Now, imagine a different scenario. I’m your physician, and I tell you that the high particulate matter found in the air in your neighborhood causes your asthma. I warn you that you’ll have to start watching for signs that you could have malaria, which you never worried about before because of where you live. I advise you to make sure that your elderly parents have air-conditioning in their home this summer because they could die without it.

Which conversation do you think you would take more seriously? Which would be most likely to motivate you to become an advocate for locally addressing climate change?

2013’s Rim Fire was the largest wildfire in Sierra Nevada history. ©Candice Gaukel Andrews

It’s not “just business”; it’s personal

In a recent talk at Howard University College of Medicine in Washington, D.C., President Barack Obama, U.S. Surgeon General Dr. Vivek Murthy and Environmental Protection Agency (EPA) Administrator Gina McCarthy spoke about a new climate change communication strategy: one that will link the rapid warming of our planet with personal health. The president’s hope is that by framing global warming as a public health issue, rather than as an environmental or national security problem, people will more easily and quickly connect with the crisis. The thinking is that if you don’t live on the coasts or in the American West’s fire zones, it may be easy to brush aside 2012’s Hurricane Sandy—one of the costliest natural disasters on record in the United States—or 2013’s Rim Fire—the largest wildfire in Sierra Nevada history, fueled by hot temperatures and a severe drought. But, it’s much harder to ignore your own health and that of your family.

According to the EPA, Earth’s average temperature has risen by 1.4 degrees Fahrenheit over the past century. It is projected to rise an additional 2 degrees over the next 100 years. While these shifts may seem small, they can translate into large and potentially dangerous changes in our weather. Many places have already experienced more floods, more droughts and/or more frequent and severe heat waves.

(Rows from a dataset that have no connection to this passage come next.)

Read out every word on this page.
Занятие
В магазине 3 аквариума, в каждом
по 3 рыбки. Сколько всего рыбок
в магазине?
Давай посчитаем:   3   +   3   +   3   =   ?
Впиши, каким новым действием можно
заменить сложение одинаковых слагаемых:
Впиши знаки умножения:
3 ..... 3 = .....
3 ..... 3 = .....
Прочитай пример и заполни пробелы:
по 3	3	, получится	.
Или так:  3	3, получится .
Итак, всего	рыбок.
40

The World Health Organization estimates climate change will cause an additional 250,000 people per year to die between 2030 and 2050. It is thought that diarrhea, heat exposure, malaria and malnutrition will take most of them. Lack of proper nutrition already accounts for three million deaths each year, but rising temperatures and more variable rainfall patterns will reduce crop yields in the future. More frequent and intense floods will create more breeding grounds for disease-carrying insects, such as mosquitoes. Diseases will spread and accelerate.

The average temperature on Earth has risen by 1.4 degrees Fahrenheit over the past century. Many places have already experienced more frequent and severe heat waves. ©Candice Gaukel Andrews

More particulates in the air and earlier springs and longer summers will mean longer allergy seasons and greater and more severe incidents of asthma, resulting in more missed days of school and work. According to the president, there will be more costly trips to the doctor—and more scary moments for parents and their children.

There will be apps for that

To help jump-start this new climate change communication strategy, the U.S. government will make more than 150 data sets about climate change and public health from agencies such as the Centers for Disease Control and Prevention (CDC) open to the public. Companies, including Google and Microsoft, plan to use this data to generate apps and tools that individual families will be able to use to monitor the air quality in their communities in real time. Some medical and public health schools have pledged to train their students in the health impacts of climate change.

Critics of this new communication strategy, however, say that emphasizing climate change’s personal and family health threat will just be more fodder for those who say environmentalism is too rooted in emotion rather than in hard-cost calculations and an awareness of the necessity of making difficult trade-offs.

Is it time to think of climate change as predominantly a health issue rather than an environmental problem? ©Eric Rock

That may be true, but hard science and cold calculations haven’t seemed to work, either. After decades of dire scientific warnings about the effects of continuing rapid climate change, there still exists a sizable group of people who doubt climate change is happening at all. In fact, according to a March 2015 Gallup poll, Americans are no more likely today (55 percent) than in the past two years to believe the effects of global warming are occurring. And how do you use facts to talk about the issue when the very words “climate change” have been reported to be banned from the mouths of state officials?

Do you think framing global warming as a public health issue—rather than an environmental issue—will finally encourage some meaningful local and national action? Could medical professionals turn out to be the best messengers we have for what will happen to us if rapid climate change continues?

After all, as President Obama said, “you can’t cordon yourself off from the air or climate.”